Tisagenlecleucel is a type of immunotherapy called chimeric antigen receptor T-cell therapy, or CAR-T. These drugs are made by removing immune cells from a patient, genetically modifying them using a virus and putting them back into the patient. The virus creates a new cell receptor that targets another receptor on the cancer cells: CD19. This modification is causing the cells to attack the cancer cells.

In theory, this method could induce other cancers, as it is modifying immune cell DNA. But there were no cases of this happening with the CAR-T treatment for now. “We’ve never seen this theoretical thing,” Brody said, adding that the chance of any adverse event happening is certainly smaller than the certain death of relapsed cancer. “It’s not an opinion. This is straightforward numbers.”

Brody said that immunotherapy treatments of this kind need the usage of patients’ own immune cells, as they would “almost never (find) a match” in an off-the-shelf product. “You can put someone else’s red blood cells into you,” he said. “You can almost never put someone’s (immune) cells into you.”

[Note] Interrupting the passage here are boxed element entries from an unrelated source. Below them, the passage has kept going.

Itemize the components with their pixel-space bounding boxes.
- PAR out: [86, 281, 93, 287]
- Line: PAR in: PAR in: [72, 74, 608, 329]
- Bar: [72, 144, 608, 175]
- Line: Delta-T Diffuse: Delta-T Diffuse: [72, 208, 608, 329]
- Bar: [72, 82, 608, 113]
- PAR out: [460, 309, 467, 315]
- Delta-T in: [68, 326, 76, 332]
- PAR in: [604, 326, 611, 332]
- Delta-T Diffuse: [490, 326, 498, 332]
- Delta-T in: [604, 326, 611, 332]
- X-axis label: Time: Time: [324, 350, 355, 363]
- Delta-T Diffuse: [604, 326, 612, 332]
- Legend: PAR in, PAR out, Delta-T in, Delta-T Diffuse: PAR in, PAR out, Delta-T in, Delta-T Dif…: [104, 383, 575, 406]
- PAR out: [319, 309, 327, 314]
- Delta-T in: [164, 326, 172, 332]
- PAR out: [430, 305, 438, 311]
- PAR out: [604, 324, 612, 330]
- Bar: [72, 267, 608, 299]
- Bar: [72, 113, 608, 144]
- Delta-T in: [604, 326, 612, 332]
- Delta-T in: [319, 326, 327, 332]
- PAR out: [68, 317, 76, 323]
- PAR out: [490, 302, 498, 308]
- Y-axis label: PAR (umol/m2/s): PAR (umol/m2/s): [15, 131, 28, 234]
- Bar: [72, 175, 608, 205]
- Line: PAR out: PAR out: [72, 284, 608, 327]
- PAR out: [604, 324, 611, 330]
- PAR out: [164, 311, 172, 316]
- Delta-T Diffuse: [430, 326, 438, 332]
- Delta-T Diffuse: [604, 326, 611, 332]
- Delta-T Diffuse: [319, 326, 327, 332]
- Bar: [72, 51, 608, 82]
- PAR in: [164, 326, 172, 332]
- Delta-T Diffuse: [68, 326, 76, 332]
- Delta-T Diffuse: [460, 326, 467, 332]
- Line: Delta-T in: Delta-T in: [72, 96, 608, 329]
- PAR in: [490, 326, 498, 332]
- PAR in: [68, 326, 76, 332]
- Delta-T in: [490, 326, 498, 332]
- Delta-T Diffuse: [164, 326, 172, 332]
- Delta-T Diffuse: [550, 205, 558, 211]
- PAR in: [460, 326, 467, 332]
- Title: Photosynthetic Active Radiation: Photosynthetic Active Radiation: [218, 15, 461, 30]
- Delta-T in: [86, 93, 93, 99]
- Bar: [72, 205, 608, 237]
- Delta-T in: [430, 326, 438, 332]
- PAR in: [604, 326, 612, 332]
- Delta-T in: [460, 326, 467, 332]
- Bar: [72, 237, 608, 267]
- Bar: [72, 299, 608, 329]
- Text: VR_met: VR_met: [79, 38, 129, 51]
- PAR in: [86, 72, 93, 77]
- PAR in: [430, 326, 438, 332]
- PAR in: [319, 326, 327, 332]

Dr. John Maris, a pediatric oncologist at The Children’s Hospital of Philadelphia and leader of the SU2C-St. Baldrick’s Pediatric Cancer Dream Team said, “This therapy will no doubt save the lives of many children and young adults who have had no other effective therapy,” adding that “This is truly a turning point in the management of this disease.”

Amgen’s blinatumomab is another drug that treats ALL, but “it’s overall not quite as good” as the data from the Novartis trials.

Although FDA is classifying Novartis drug as gene therapy, it refer to the drug as immunotherapy.

Novartis did not want to say anything on the drug’s price tag, it only said it expects the FDA to decide by October.